Chocolat, Claire Denis (1988)

Chocolat, et ne pas finir marron

Chocolat Année : 1988

7,5/10 IMDb

Réalisation :

Claire Denis

Avec :

Isaach De Bankolé, Giulia Boschi, François Cluzet

Je surnote un chouïa, un peu comme un mauvais prof plein de bienveillance pour une mauvaise élève qui n’a jamais fait jusque-là que de mauvais devoirs. Mais ça fait plaisir, enfin un bon film de Claire, mon idole !

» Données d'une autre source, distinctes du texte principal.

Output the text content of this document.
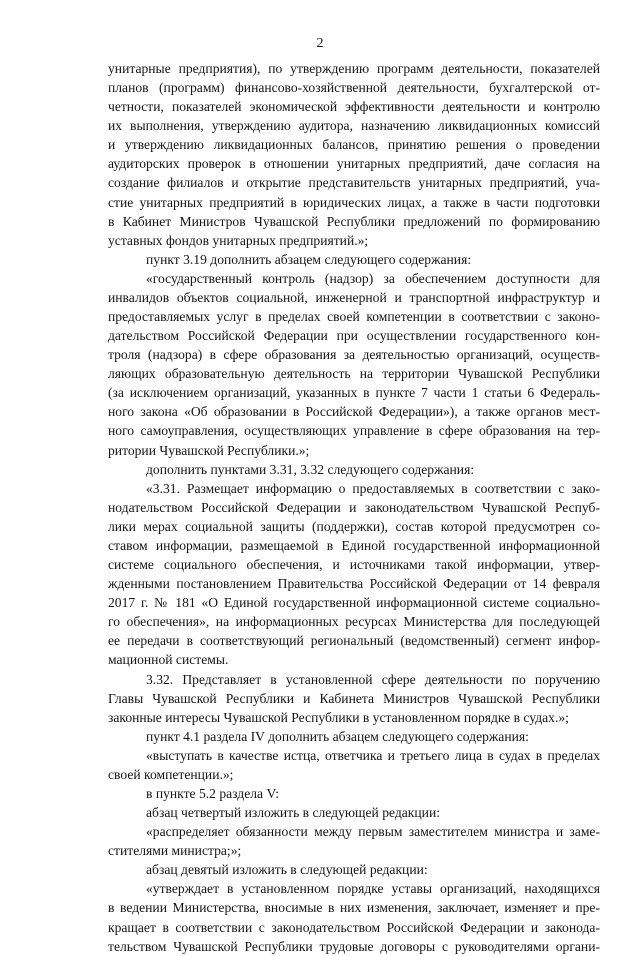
2
унитарные предприятия), по утверждению программ деятельности, показателей
планов (программ) финансово-хозяйственной деятельности, бухгалтерской от-
четности, показателей экономической эффективности деятельности и контролю
их выполнения, утверждению аудитора, назначению ликвидационных комиссий
и утверждению ликвидационных балансов, принятию решения о проведении
аудиторских проверок в отношении унитарных предприятий, даче согласия на
создание филиалов и открытие представительств унитарных предприятий, уча-
стие унитарных предприятий в юридических лицах, а также в части подготовки
в Кабинет Министров Чувашской Республики предложений по формированию
уставных фондов унитарных предприятий.»;
пункт 3.19 дополнить абзацем следующего содержания:
«государственный контроль (надзор) за обеспечением доступности для
инвалидов объектов социальной, инженерной и транспортной инфраструктур и
предоставляемых услуг в пределах своей компетенции в соответствии с законо-
дательством Российской Федерации при осуществлении государственного кон-
троля (надзора) в сфере образования за деятельностью организаций, осуществ-
ляющих образовательную деятельность на территории Чувашской Республики
(за исключением организаций, указанных в пункте 7 части 1 статьи 6 Федераль-
ного закона «Об образовании в Российской Федерации»), а также органов мест-
ного самоуправления, осуществляющих управление в сфере образования на тер-
ритории Чувашской Республики.»;
дополнить пунктами 3.31, 3.32 следующего содержания:
«3.31. Размещает информацию о предоставляемых в соответствии с зако-
нодательством Российской Федерации и законодательством Чувашской Респуб-
лики мерах социальной защиты (поддержки), состав которой предусмотрен со-
ставом информации, размещаемой в Единой государственной информационной
системе социального обеспечения, и источниками такой информации, утвер-
жденными постановлением Правительства Российской Федерации от 14 февраля
2017 г. № 181 «О Единой государственной информационной системе социально-
го обеспечения», на информационных ресурсах Министерства для последующей
ее передачи в соответствующий региональный (ведомственный) сегмент инфор-
мационной системы.
3.32. Представляет в установленной сфере деятельности по поручению
Главы Чувашской Республики и Кабинета Министров Чувашской Республики
законные интересы Чувашской Республики в установленном порядке в судах.»;
пункт 4.1 раздела IV дополнить абзацем следующего содержания:
«выступать в качестве истца, ответчика и третьего лица в судах в пределах
своей компетенции.»;
в пункте 5.2 раздела V:
абзац четвертый изложить в следующей редакции:
«распределяет обязанности между первым заместителем министра и заме-
стителями министра;»;
абзац девятый изложить в следующей редакции:
«утверждает в установленном порядке уставы организаций, находящихся
в ведении Министерства, вносимые в них изменения, заключает, изменяет и пре-
кращает в соответствии с законодательством Российской Федерации и законода-
тельством Чувашской Республики трудовые договоры с руководителями органи-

Des personnages sympathiques (pas con de tous les mettre dans le même film, mais Claire, comme championne des personnages antipathiques, t’es forte ; j’imagine qu’ils te ressemblent aussi un peu) ça aide pour faire de bons films. Récit elliptique, mais c’est dans les clous, avant de prendre de sales habitudes à force de trouver les trous plus intéressants que le reste. On peut noter aussi une absence totale de savoir-faire en matière de direction d’acteurs, et ça se remarque dans les rares séquences a plus de quatre ou cinq répliques, avec des acteurs franchement mauvais. Faut imaginer que Claire s’en est rendu compte, mais au lieu de se dire qu’elle allait faire des progrès ou prendre juste de très bons acteurs (ce qu’elle a ici avec Cluzet — quand même, un génie, ça peut aider à pas flinguer un film — ou avec une mauvaise Huppert), ben elle s’est dit, pour les prochains films, que pas avoir de dialogues du tout, ou peu, un ou deux échanges par séquence, c’était mieux… Boh, pourquoi pas. Bref, ici, ça passe tout de même très bien, surtout quand les situations sont compréhensibles, qu’on évite pas mal les lieux communs, et que les personnages/acteurs sont sympathiques. C’est L’Amant de lady Chatterley raconté et vu par Tom Sawyer au féminin. Les personnages secondaires antipathiques, manquent peut-être, déjà, de nuance, à n’être qu’antipathiques, mais on les voit si peu, et le reste fait tellement plaisir…

Enfin une copie rendue proprement. Merci Claire, je n’y croyais plus.